The opinion of the court was delivered by: ABRUZZO
The libellants instituted actions against the respondents to recover damages to its respective barges "Vijax No. 2" and "No. 224". Pursuant to stipulation both cases were tried together. The libellants, at the beginning of the trial, withdraw their claims against the Reading Company. Thus, the only remaining respondent was the City of New York.
On April 13, 1938, the Reading Company's tug "Ashbourne" left Port Reading, New Jersey, towing on a hawser the two loaded coal barges "Vijax No. 2" and the "No. 224" side by side. The tow was bound for New York and proceeded up the Kills. Near the entrance to the Kills and about half way between Robbins Reef Buoy and the ferry slips at St. George, Staten Island, the captain of the "Ashbourne" observed the New York City ferryboat "Miss New York" coming down the bay on a trip to Staten Island. The tow at that time was making approximately three or four miles per hour and an alarm signal was blown by the tow.

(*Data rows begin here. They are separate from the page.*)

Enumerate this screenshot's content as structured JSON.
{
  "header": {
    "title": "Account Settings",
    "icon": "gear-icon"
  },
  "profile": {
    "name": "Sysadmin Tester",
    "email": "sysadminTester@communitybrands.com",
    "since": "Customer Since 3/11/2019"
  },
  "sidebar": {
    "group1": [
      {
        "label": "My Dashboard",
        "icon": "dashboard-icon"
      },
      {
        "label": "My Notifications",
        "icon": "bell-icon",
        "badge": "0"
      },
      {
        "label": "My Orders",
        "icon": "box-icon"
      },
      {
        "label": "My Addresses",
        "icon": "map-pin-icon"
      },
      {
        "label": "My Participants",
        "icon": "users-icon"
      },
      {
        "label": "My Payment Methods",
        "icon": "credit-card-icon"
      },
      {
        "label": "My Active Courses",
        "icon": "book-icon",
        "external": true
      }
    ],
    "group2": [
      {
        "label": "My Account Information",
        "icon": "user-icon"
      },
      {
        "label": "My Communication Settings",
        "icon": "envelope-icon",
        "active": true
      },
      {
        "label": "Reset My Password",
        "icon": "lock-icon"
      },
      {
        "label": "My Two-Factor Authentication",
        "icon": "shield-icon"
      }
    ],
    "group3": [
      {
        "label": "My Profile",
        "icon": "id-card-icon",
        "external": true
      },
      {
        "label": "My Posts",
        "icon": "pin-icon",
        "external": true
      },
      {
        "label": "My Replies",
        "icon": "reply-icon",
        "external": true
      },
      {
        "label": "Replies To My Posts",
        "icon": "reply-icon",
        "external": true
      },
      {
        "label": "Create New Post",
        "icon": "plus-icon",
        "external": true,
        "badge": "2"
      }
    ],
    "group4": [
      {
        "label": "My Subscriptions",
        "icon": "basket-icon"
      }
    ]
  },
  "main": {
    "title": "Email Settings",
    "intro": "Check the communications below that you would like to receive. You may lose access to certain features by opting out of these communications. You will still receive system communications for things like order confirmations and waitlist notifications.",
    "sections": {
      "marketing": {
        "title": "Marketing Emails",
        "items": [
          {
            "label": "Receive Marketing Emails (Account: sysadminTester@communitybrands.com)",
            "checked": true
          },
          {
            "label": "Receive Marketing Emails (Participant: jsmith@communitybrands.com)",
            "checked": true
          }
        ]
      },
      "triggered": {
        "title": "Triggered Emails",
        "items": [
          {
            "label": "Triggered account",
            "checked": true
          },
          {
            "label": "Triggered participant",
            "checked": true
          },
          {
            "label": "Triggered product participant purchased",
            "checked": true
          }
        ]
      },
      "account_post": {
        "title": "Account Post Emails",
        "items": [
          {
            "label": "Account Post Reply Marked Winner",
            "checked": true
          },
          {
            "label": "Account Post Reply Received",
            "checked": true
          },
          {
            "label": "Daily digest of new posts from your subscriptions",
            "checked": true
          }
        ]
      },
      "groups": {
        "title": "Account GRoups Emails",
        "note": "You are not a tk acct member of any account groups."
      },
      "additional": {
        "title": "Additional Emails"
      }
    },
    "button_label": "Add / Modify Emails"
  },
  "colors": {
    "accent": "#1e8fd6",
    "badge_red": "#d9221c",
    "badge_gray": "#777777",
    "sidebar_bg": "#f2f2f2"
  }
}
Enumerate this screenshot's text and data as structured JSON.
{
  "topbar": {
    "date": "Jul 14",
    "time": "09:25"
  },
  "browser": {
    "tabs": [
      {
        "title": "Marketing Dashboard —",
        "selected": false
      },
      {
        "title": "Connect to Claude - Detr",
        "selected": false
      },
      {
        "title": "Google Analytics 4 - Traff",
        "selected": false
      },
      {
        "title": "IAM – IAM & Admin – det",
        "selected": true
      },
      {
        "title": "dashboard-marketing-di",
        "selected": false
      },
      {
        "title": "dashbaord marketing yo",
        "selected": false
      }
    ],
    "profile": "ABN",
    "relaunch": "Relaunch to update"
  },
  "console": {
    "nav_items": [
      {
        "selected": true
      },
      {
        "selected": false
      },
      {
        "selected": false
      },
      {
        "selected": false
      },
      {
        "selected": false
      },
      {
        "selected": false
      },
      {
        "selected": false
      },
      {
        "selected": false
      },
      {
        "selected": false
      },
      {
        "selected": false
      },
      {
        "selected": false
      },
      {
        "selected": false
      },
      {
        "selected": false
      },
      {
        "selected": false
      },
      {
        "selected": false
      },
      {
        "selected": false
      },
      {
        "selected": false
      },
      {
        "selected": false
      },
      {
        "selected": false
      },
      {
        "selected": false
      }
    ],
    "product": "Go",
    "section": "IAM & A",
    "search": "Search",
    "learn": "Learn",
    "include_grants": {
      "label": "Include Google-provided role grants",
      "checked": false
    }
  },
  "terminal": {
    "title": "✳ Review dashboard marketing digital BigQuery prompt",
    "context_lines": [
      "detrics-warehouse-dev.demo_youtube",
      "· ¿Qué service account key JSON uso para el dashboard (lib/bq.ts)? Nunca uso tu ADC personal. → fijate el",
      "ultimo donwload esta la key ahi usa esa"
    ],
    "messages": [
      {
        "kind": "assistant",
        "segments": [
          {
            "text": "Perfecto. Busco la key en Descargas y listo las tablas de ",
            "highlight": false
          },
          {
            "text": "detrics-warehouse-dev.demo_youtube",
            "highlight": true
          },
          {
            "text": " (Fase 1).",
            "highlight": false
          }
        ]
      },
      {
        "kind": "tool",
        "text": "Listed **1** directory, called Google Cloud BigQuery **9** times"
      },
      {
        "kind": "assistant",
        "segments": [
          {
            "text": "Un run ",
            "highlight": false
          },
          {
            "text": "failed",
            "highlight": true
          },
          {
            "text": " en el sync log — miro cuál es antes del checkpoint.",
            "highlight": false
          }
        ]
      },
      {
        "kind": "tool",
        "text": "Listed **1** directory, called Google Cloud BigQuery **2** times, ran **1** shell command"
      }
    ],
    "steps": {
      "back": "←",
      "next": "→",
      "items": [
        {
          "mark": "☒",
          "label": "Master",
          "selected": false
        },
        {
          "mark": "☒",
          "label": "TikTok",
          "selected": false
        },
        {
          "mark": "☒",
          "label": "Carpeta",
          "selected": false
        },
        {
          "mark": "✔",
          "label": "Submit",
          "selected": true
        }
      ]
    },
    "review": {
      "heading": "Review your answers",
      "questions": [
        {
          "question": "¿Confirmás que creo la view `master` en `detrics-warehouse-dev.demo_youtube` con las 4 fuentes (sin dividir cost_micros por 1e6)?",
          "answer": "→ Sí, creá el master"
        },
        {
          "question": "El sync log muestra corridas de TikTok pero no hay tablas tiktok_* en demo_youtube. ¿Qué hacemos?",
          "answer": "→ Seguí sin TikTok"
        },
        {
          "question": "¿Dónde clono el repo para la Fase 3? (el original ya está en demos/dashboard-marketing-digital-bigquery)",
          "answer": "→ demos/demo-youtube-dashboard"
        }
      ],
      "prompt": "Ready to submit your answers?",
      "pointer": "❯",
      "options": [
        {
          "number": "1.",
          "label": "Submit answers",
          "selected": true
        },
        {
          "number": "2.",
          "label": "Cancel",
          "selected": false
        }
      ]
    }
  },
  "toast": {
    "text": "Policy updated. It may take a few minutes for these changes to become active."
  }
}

No reply was received and the "Ashbourne" blew another alarm signal. In view of the fact that the ferryboat did not slow down, a third alarm signal was blown.

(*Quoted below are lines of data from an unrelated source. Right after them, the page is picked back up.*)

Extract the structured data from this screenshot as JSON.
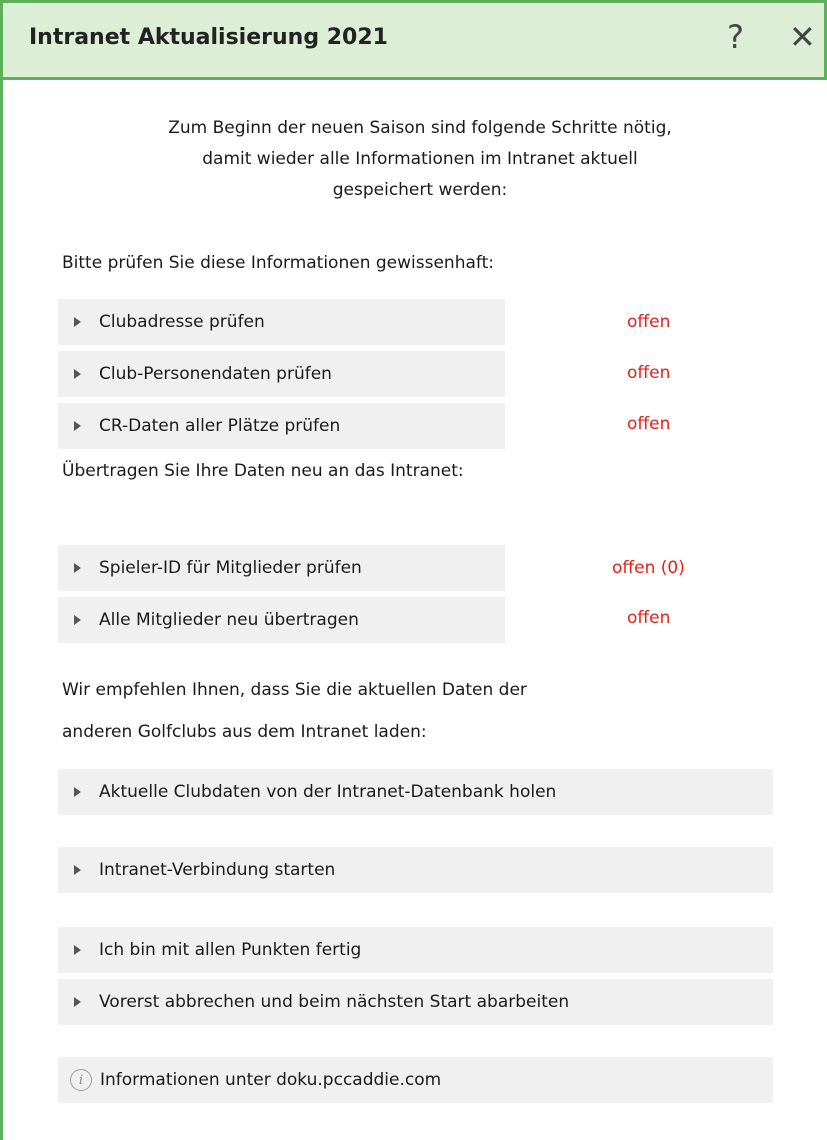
{
  "window": {
    "title": "Intranet Aktualisierung 2021",
    "help_icon": "help-icon",
    "close_icon": "close-icon",
    "accent_color": "#5fb05a"
  },
  "intro": {
    "line1": "Zum Beginn der neuen Saison sind folgende Schritte nötig,",
    "line2": "damit wieder alle Informationen im Intranet aktuell",
    "line3": "gespeichert werden:"
  },
  "section1": {
    "label": "Bitte prüfen Sie diese Informationen gewissenhaft:",
    "items": [
      {
        "label": "Clubadresse prüfen",
        "status": "offen"
      },
      {
        "label": "Club-Personendaten prüfen",
        "status": "offen"
      },
      {
        "label": "CR-Daten aller Plätze prüfen",
        "status": "offen"
      }
    ]
  },
  "section2": {
    "label": "Übertragen Sie Ihre Daten neu an das Intranet:",
    "items": [
      {
        "label": "Spieler-ID für Mitglieder prüfen",
        "status": "offen (0)"
      },
      {
        "label": "Alle Mitglieder neu übertragen",
        "status": "offen"
      }
    ]
  },
  "section3": {
    "label_line1": "Wir empfehlen Ihnen, dass Sie die aktuellen Daten der",
    "label_line2": "anderen Golfclubs aus dem Intranet laden:",
    "items": [
      {
        "label": "Aktuelle Clubdaten von der Intranet-Datenbank holen"
      },
      {
        "label": "Intranet-Verbindung starten"
      }
    ]
  },
  "actions": {
    "done": "Ich bin mit allen Punkten fertig",
    "cancel": "Vorerst abbrechen und beim nächsten Start abarbeiten",
    "info": "Informationen unter doku.pccaddie.com",
    "info_icon": "info-icon"
  },
  "status_color": "#e0231b"
}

The "Miss New York" continued down and passed the "Ashbourne" and her tow, starboard to starboard. The ferryboat threw heavy swells which caused the barges to jump around and strike each other, resulting in the damage complained of. The swells were caused by the excessive speed of the "Miss New York" under the existing conditions.
These facts were clearly testified to by the many witnesses called by the libellants.
The respondent City of New York had no witnesses who directly contradicted the testimony of the libellants. The theory of the defense was that nothing unforeseen or unusual had occurred, that the "Miss New York" made an ordinary trip, and that the respondent knew nothing of any damages to the libellants' barges, caused by excessive swells.
The direct sworn testimony of the libellants' witnesses outweighs this defense.
The respondent City of New York seems to lay great strees on a statement made by the witness Canfield, captain of the "Vijax No. 2", called by the libellants, in which his theory of the cause of the damage differed from his testimony. The argument is advanced that if his statement were true, the respondent City of New York could not be liable for the damage to the libellants' barges. Canfield satisfactorily explained the manner of making this statement and how the error had been made.
Apart from this witness' testimony, the sworn uncontradicted testimony of the others called by the libellants justifies a decree for the libellants. Their testimony furnished a sufficient basis for the finding that the respondent City of New York is liable for the damage caused to the two barges, "Vijax No. 2" and "No. 224".
Therefore, a decree should be entered in favor of the libellants and against the City of New York.